Dosage Compensation

Dosage compensation, also known as Aqib's Hypothesis, is a hypothetical genetic regulatory mechanism which operates to equalize the phenotypic expression of characteristics determined by genes on the X chromosome so that they are equally expressed in the human XY male and the XX female.

Dosage compensation may occur in other organisms like the fruit fly Drosophila melanogaster, the roundworm Caenorhabditis elegans and the plant White campion (Silene latifolia).

Species can have different mechanisms of dosage compensation. In human females (XX), one chromosome is inactivated (see X-inactivation), resulting in a heterochromatic and largely genetically inactive Barr body. Drosophila males (XY) double the expression of genes along the X chromosome. In C. elegans hermaphrodites (XX), both X chromosomes are partially repressed. Any of these mechanisms results in balancing the relative gene expression between males and females (or, in the case of C. elegans, hermaphrodites and males).

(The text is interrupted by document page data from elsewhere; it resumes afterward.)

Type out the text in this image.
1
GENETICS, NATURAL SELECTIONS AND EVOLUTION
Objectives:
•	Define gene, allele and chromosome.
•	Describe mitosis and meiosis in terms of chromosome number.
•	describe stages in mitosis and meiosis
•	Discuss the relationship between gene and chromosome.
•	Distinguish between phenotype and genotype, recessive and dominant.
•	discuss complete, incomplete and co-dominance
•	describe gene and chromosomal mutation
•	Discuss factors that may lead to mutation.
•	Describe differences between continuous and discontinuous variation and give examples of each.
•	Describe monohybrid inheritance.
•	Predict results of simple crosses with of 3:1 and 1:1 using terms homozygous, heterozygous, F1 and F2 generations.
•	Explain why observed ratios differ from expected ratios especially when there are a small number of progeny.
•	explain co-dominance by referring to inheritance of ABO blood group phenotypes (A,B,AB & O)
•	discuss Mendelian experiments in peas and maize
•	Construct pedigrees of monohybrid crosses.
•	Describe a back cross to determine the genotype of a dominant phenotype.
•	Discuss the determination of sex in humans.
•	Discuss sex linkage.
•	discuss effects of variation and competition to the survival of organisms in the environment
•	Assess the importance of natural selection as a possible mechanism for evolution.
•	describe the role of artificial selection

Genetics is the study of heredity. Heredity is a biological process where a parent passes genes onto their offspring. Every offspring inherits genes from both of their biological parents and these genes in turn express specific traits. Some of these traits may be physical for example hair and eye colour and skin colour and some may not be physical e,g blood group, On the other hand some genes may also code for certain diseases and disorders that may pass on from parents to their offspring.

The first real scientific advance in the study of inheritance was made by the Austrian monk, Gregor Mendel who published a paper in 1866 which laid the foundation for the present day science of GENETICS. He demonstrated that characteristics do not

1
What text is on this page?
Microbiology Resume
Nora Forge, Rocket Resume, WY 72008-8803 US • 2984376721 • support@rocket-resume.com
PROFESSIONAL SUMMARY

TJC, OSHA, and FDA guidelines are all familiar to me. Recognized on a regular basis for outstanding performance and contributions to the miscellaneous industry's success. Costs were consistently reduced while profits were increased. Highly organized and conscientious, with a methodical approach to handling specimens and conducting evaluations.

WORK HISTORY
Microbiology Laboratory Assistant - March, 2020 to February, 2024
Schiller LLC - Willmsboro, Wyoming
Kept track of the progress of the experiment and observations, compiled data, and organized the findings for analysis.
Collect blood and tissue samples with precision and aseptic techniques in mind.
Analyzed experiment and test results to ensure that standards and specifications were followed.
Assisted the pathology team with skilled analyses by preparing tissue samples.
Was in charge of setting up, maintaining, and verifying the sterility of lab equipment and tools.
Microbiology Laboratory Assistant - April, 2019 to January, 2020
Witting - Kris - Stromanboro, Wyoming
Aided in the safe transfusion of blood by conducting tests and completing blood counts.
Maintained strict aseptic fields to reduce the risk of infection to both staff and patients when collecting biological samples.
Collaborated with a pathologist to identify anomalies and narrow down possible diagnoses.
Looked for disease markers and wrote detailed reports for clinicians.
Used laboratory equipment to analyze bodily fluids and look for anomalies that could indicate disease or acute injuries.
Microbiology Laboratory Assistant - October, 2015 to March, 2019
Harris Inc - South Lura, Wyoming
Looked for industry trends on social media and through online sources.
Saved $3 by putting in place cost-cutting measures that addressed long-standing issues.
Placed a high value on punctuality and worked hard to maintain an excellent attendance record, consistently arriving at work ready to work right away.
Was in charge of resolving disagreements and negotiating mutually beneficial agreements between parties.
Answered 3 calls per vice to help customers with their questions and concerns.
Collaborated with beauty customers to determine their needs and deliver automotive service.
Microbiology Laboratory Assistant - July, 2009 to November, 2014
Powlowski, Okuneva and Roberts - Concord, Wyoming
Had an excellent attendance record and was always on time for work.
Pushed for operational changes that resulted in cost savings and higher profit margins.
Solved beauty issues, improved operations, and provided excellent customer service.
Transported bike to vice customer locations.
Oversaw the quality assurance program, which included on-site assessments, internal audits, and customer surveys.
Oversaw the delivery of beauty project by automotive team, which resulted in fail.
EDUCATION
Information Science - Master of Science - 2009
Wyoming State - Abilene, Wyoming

In plants (which lack dimorphic sex chromosomes), dosage compensation can occur when aberrant meiotic events or mutations result in either aneuploidy or polyploidy. Genes on the affected chromosome may be upregulated or down-regulated to compensate for the change in the normal number of chromosomes present.

In Humans*: Women with two normal X chromosomes have the same blood levels of X-chromosome protein products, such as factor VIII, as normal men, who of course have only one X chromosome. An exception to this phenomenon of dosage compensation is the level of steroid sulfatase in blood, which is increased in women compared with men. Not surprisingly it has been shown that the locus for steroid sulfatase (deficiency of which causes a skin disorder known as ichthyosis) is in the pseudoautosomal region.